26/02/2026 - 10:34

La BEI mobilita 17,5 miliardi per l’efficienza energetica delle PMI europee

La Banca europea per gli investimenti punta a mobilitare 17,5 miliardi di euro entro il 2027 per sostenere fino a 350mila PMI nella riduzione dei consumi energetici e delle emissioni, rafforzando competitività e transizione industriale.

efficienza energetica

La Banca europea per gli investimenti (BEI) ha annunciato una nuova piattaforma finanziaria che punta a mobilitare 17,5 miliardi di euro entro il 2027 per sostenere la transizione energetica delle piccole e medie imprese europee, uno dei segmenti più esposti ai costi energetici e allo stesso tempo più difficili da finanziare. L’obiettivo è consentire a circa 350mila PMI di investire in interventi di efficienza energetica e decarbonizzazione, riducendo bollette ed emissioni.

La misura arriva in un momento in cui la competitività industriale europea è sempre più legata alla capacità di ridurre i costi energetici e accelerare la transizione verso un’economia a basse emissioni, in un contesto globale segnato da politiche industriali aggressive e crescenti investimenti pubblici nella transizione energetica.

Il ruolo strategico delle PMI nella transizione industriale

Nel primo anno del programma, l’EIB ha già erogato 6 miliardi di euro nel 2025, permettendo a circa 150mila PMI di avviare progetti per migliorare l’efficienza energetica e ridurre la propria impronta carbonica, con un ritmo di crescita doppio rispetto all’anno precedente.

Il focus sulle PMI non è casuale. Questo segmento rappresenta l’ossatura produttiva europea ma spesso non dispone delle risorse necessarie per affrontare investimenti iniziali elevati. Il sostegno finanziario diventa quindi uno strumento chiave per sbloccare investimenti privati e accelerare l’adozione di tecnologie più efficienti, contribuendo al rafforzamento della competitività industriale europea.

Efficienza energetica come leva economica, non solo ambientale

La strategia dell’EIB conferma il cambio di paradigma in corso nelle politiche europee, dove la transizione energetica non è più solo una priorità ambientale, ma una leva centrale per la sicurezza economica e industriale.
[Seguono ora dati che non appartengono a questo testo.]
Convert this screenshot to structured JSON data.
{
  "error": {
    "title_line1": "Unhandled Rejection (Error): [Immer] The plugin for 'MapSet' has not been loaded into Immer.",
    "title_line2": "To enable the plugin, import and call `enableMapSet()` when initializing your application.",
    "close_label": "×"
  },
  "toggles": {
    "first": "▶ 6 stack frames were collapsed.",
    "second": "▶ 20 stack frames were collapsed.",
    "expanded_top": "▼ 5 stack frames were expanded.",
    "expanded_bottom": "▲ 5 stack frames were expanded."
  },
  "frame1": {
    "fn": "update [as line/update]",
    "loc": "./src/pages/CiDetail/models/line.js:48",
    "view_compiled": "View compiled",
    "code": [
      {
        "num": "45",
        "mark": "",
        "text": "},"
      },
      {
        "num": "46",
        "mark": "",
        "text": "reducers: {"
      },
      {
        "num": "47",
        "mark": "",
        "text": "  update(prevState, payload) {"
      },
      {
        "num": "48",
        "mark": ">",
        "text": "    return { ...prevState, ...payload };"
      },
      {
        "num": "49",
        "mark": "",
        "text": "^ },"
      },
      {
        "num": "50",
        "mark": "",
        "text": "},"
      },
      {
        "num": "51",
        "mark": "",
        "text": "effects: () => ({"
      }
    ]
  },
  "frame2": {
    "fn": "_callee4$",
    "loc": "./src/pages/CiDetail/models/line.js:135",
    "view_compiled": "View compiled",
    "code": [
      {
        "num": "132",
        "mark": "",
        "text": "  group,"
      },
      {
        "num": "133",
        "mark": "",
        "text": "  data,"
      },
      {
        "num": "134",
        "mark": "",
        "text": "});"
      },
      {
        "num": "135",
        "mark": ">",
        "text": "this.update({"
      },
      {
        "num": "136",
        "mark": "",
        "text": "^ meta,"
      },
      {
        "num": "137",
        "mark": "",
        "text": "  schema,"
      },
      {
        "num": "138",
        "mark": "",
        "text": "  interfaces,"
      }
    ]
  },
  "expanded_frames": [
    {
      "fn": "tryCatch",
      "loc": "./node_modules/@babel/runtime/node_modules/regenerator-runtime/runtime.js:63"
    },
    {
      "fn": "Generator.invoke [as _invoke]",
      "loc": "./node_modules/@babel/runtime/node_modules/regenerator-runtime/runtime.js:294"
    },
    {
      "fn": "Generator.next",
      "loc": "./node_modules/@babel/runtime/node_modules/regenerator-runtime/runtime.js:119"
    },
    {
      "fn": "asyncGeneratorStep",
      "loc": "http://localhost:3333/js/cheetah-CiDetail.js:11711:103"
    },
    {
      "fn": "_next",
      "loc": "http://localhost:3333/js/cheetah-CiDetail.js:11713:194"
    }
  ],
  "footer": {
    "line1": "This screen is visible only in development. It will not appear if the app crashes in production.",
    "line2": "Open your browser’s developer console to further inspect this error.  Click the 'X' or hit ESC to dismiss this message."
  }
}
Ridurre i consumi energetici significa infatti migliorare la resilienza delle imprese rispetto alla volatilità dei prezzi, rafforzare la posizione competitiva sui mercati globali e contribuire agli obiettivi climatici dell’Unione europea.

In questo scenario, l’efficienza energetica emerge come uno degli strumenti più immediati e concreti per conciliare decarbonizzazione e crescita, soprattutto in una fase in cui l’Europa punta a rilanciare la propria base industriale senza rinunciare agli obiettivi climatici.